Many are probably aware that Apple and the Federal Bureau of Investigation are at odds in a legal battle with regard to unlocking the iPhone 5c belonging to the shooter of the infamous San Bernardino shooter, Syed Farook.

Sahilin Kondoker, husband of one of the survivors, said that he also called for Apple to consider helping the FBI with the investigations by unlocking the perpetrator's phone, but he now believes that there is a higher probability that no useful information will be gained by the FBI.

United States Magistrate Judge James Orenstein ruled in favor of Apple, but while most of the victims' families are opposing Apple's decision to reject the FBI's request, Kondoker feels that the company should continue to fight against the FBI.

It is not much the strength of someone whose loved one survived a violent attack but the knowledge that a device issued by the workplace would not be readily used for personal reasons by someone who intends to commit a crime.

"[San Bernardino] can track the phone on GPS in case they needed to determine where people were. Second, both the iCloud account and carrier account were controlled by the county so they could track any communications. This was common knowledge among my wife and other employees," Kondoker said.

The situation is really a catch-22, especially for Apple if it complies with the federal government's demand, which could expose its own clients to security threats.

On the other hand, not complying with the government already makes it look like the company is only trying to protect itself.

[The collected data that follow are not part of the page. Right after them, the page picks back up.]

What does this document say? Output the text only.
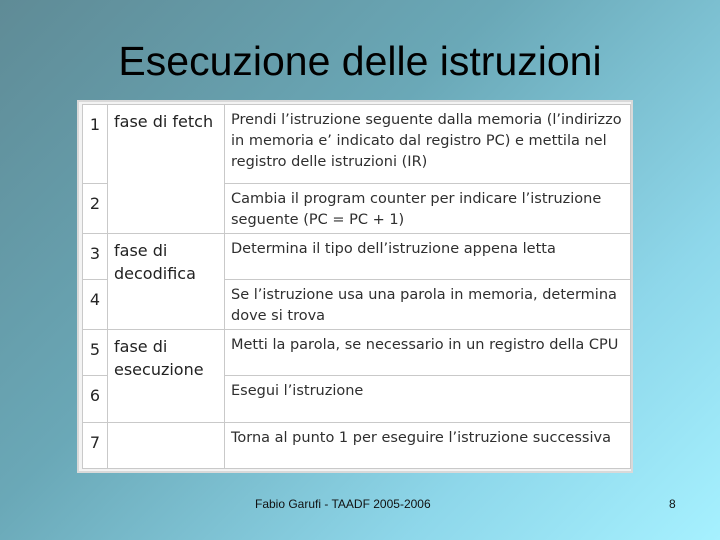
Esecuzione delle istruzioni
1	fase di fetch	Prendi l’istruzione seguente dalla memoria (l’indirizzo in memoria e’ indicato dal registro PC) e mettila nel registro delle istruzioni (IR)
2		Cambia il program counter per indicare l’istruzione seguente (PC = PC + 1)
3	fase di decodifica	Determina il tipo dell’istruzione appena letta
4		Se l’istruzione usa una parola in memoria, determina dove si trova
5	fase di esecuzione	Metti la parola, se necessario in un registro della CPU
6		Esegui l’istruzione
7		Torna al punto 1 per eseguire l’istruzione successiva
Fabio Garufi - TAADF 2005-2006	8
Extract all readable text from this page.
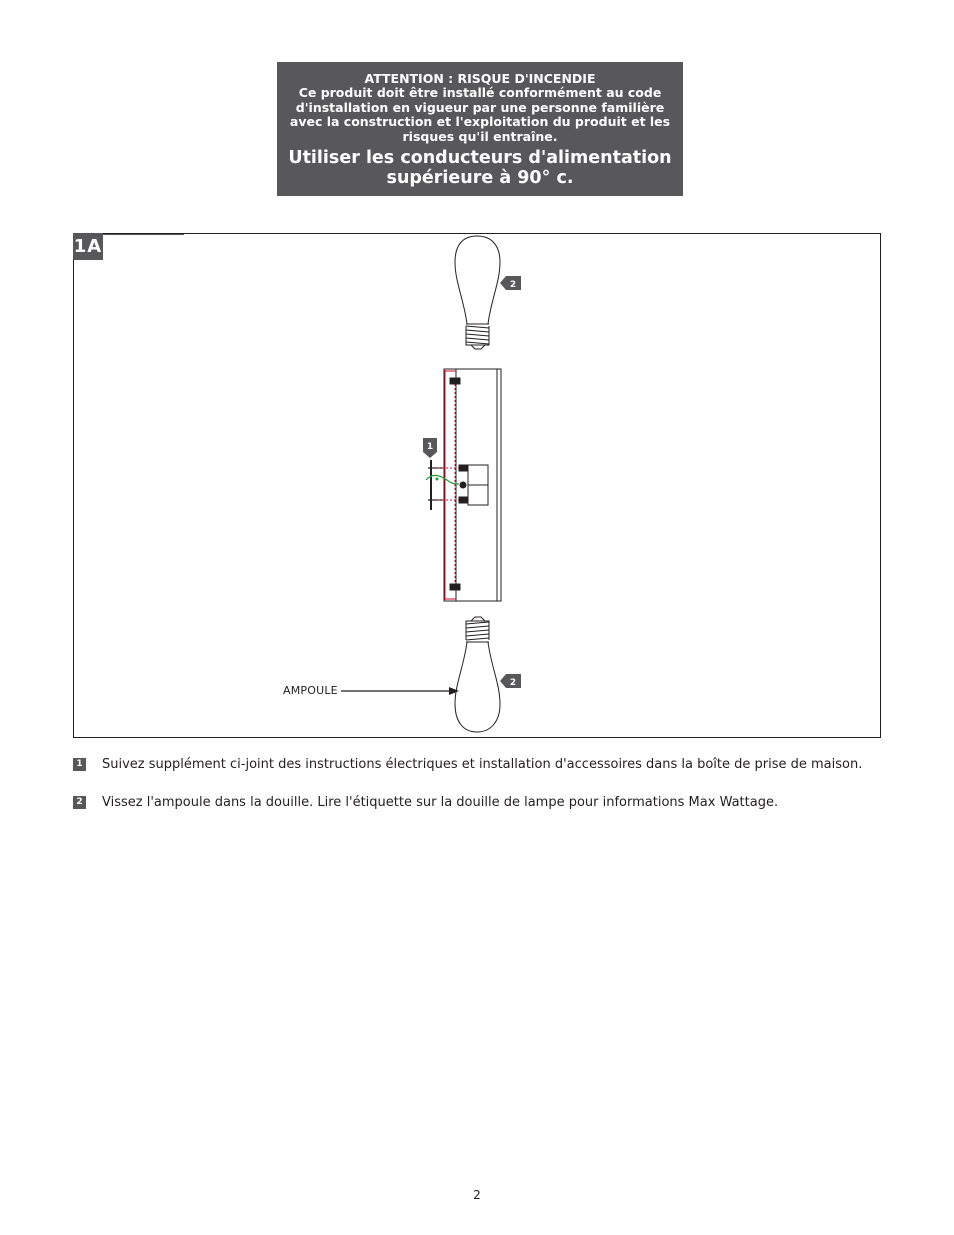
ATTENTION : RISQUE D'INCENDIE
Ce produit doit être installé conformément au code d'installation en vigueur par une personne familière avec la construction et l'exploitation du produit et les risques qu'il entraîne.
Utiliser les conducteurs d'alimentation supérieure à 90° c.
1A
2
1
2
AMPOULE
1 Suivez supplément ci-joint des instructions électriques et installation d'accessoires dans la boîte de prise de maison.
2 Vissez l'ampoule dans la douille. Lire l'étiquette sur la douille de lampe pour informations Max Wattage.
2
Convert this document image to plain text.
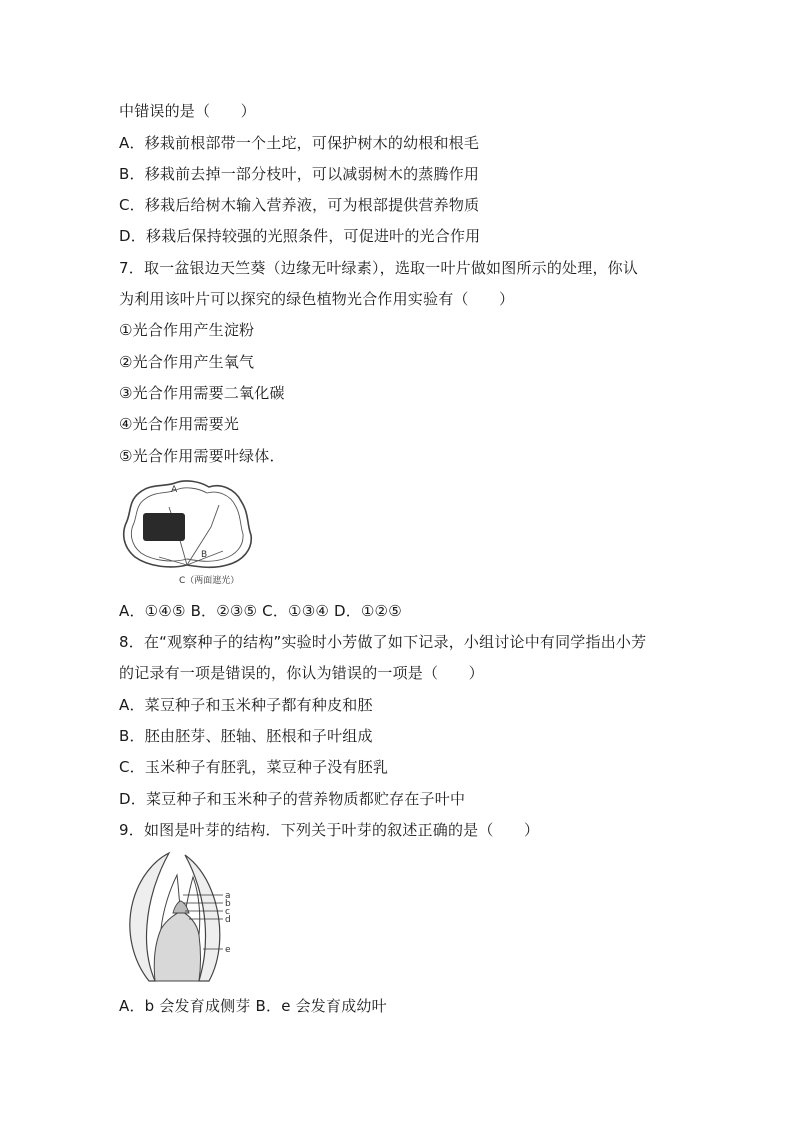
中错误的是（　　）
A．移栽前根部带一个土坨，可保护树木的幼根和根毛
B．移栽前去掉一部分枝叶，可以减弱树木的蒸腾作用
C．移栽后给树木输入营养液，可为根部提供营养物质
D．移栽后保持较强的光照条件，可促进叶的光合作用
7．取一盆银边天竺葵（边缘无叶绿素），选取一叶片做如图所示的处理，你认
为利用该叶片可以探究的绿色植物光合作用实验有（　　）
①光合作用产生淀粉
②光合作用产生氧气
③光合作用需要二氧化碳
④光合作用需要光
⑤光合作用需要叶绿体．
A
B
C（两面遮光）
A．①④⑤ B．②③⑤ C．①③④ D．①②⑤
8．在“观察种子的结构”实验时小芳做了如下记录，小组讨论中有同学指出小芳
的记录有一项是错误的，你认为错误的一项是（　　）
A．菜豆种子和玉米种子都有种皮和胚
B．胚由胚芽、胚轴、胚根和子叶组成
C．玉米种子有胚乳，菜豆种子没有胚乳
D．菜豆种子和玉米种子的营养物质都贮存在子叶中
9．如图是叶芽的结构．下列关于叶芽的叙述正确的是（　　）
a
b
c
d
e
A．b 会发育成侧芽 B．e 会发育成幼叶
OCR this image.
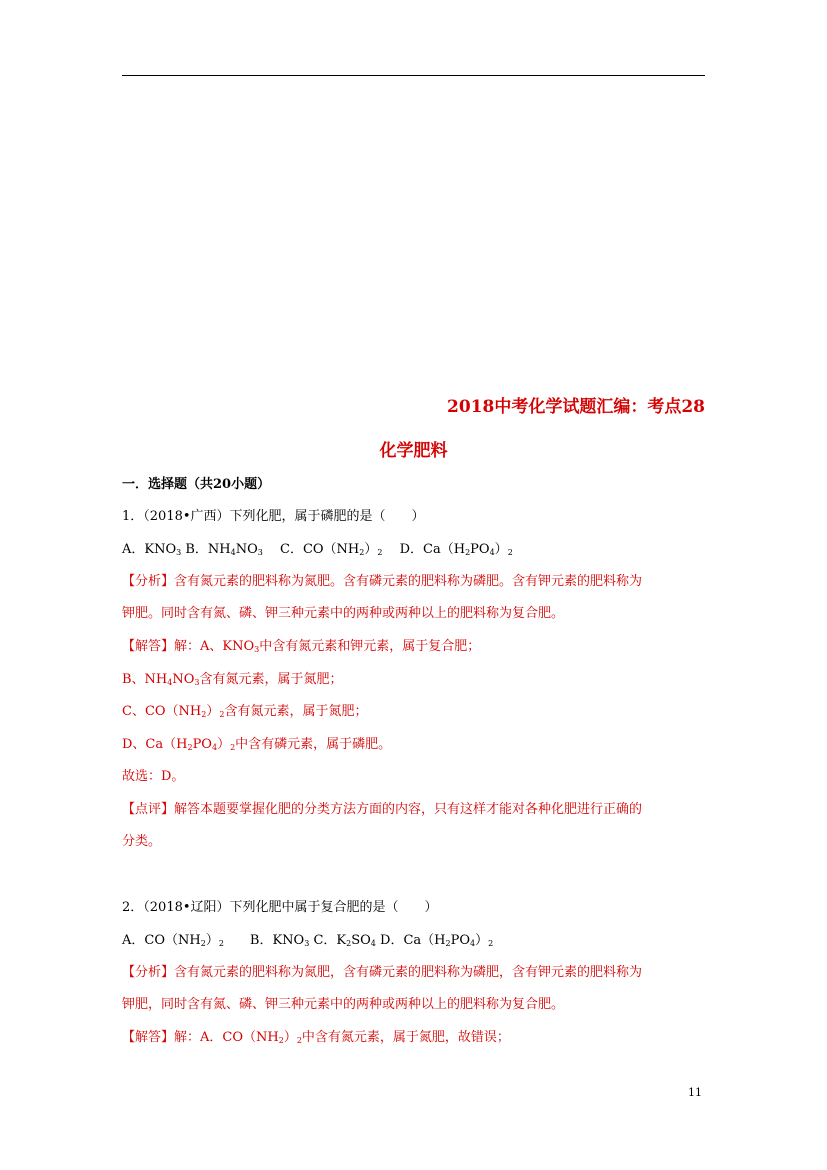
2018中考化学试题汇编：考点28
化学肥料
一．选择题（共20小题）
1．（2018•广西）下列化肥，属于磷肥的是（　　）
A．$KNO_3$ B．$NH_4NO_3$　 C．$CO(NH_2)_2$　 D．$Ca(H_2PO_4)_2$
【分析】含有氮元素的肥料称为氮肥。含有磷元素的肥料称为磷肥。含有钾元素的肥料称为
钾肥。同时含有氮、磷、钾三种元素中的两种或两种以上的肥料称为复合肥。
【解答】解：A、$KNO_3$中含有氮元素和钾元素，属于复合肥；
B、$NH_4NO_3$含有氮元素，属于氮肥；
C、$CO(NH_2)_2$含有氮元素，属于氮肥；
D、$Ca(H_2PO_4)_2$中含有磷元素，属于磷肥。
故选：D。
【点评】解答本题要掌握化肥的分类方法方面的内容，只有这样才能对各种化肥进行正确的
分类。
2．（2018•辽阳）下列化肥中属于复合肥的是（　　）
A．$CO(NH_2)_2$　　B．$KNO_3$ C．$K_2SO_4$ D．$Ca(H_2PO_4)_2$
【分析】含有氮元素的肥料称为氮肥，含有磷元素的肥料称为磷肥，含有钾元素的肥料称为
钾肥，同时含有氮、磷、钾三种元素中的两种或两种以上的肥料称为复合肥。
【解答】解：A．$CO(NH_2)_2$中含有氮元素，属于氮肥，故错误；
11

In spite Apple Chief Executive Officer, Tim Cook, explanation that the implication of FBI's request is larger and far more dangerous than it seems.

"We have great respect for the professionals at the FBI, and we believe their intentions are good [...] But now the U.S. government has asked us for something we simply do not have [...] the FBI wants us to make a new version of the iPhone operating system, circumventing several important security features, and install it on an iPhone recovered during the investigation. In the wrong hands, this software — which does not exist today — would have the potential to unlock any iPhone in someone's physical possession," Cook said.

Both parties have a point as there have been instances when the offenders tend to forget how powerful technology is in identifying and tracking them down before they can strike again. But Kondoker also explained that, if Farook was devious enough to hide his intentions from both his co-workers and fellow Muslims who mean no harm, he may just have enough awareness to keep his evil intentions from being accidentally scooped up by his own workplace.

Perhaps there is just not enough assurance that someone from either party will take advantage of the situation. To be fair, both FBI and Apple have good intentions, but then again, one mistake and a good intention can become either a roadblock — like how Farook's iCloud password was reset — or a trigger for exploitation.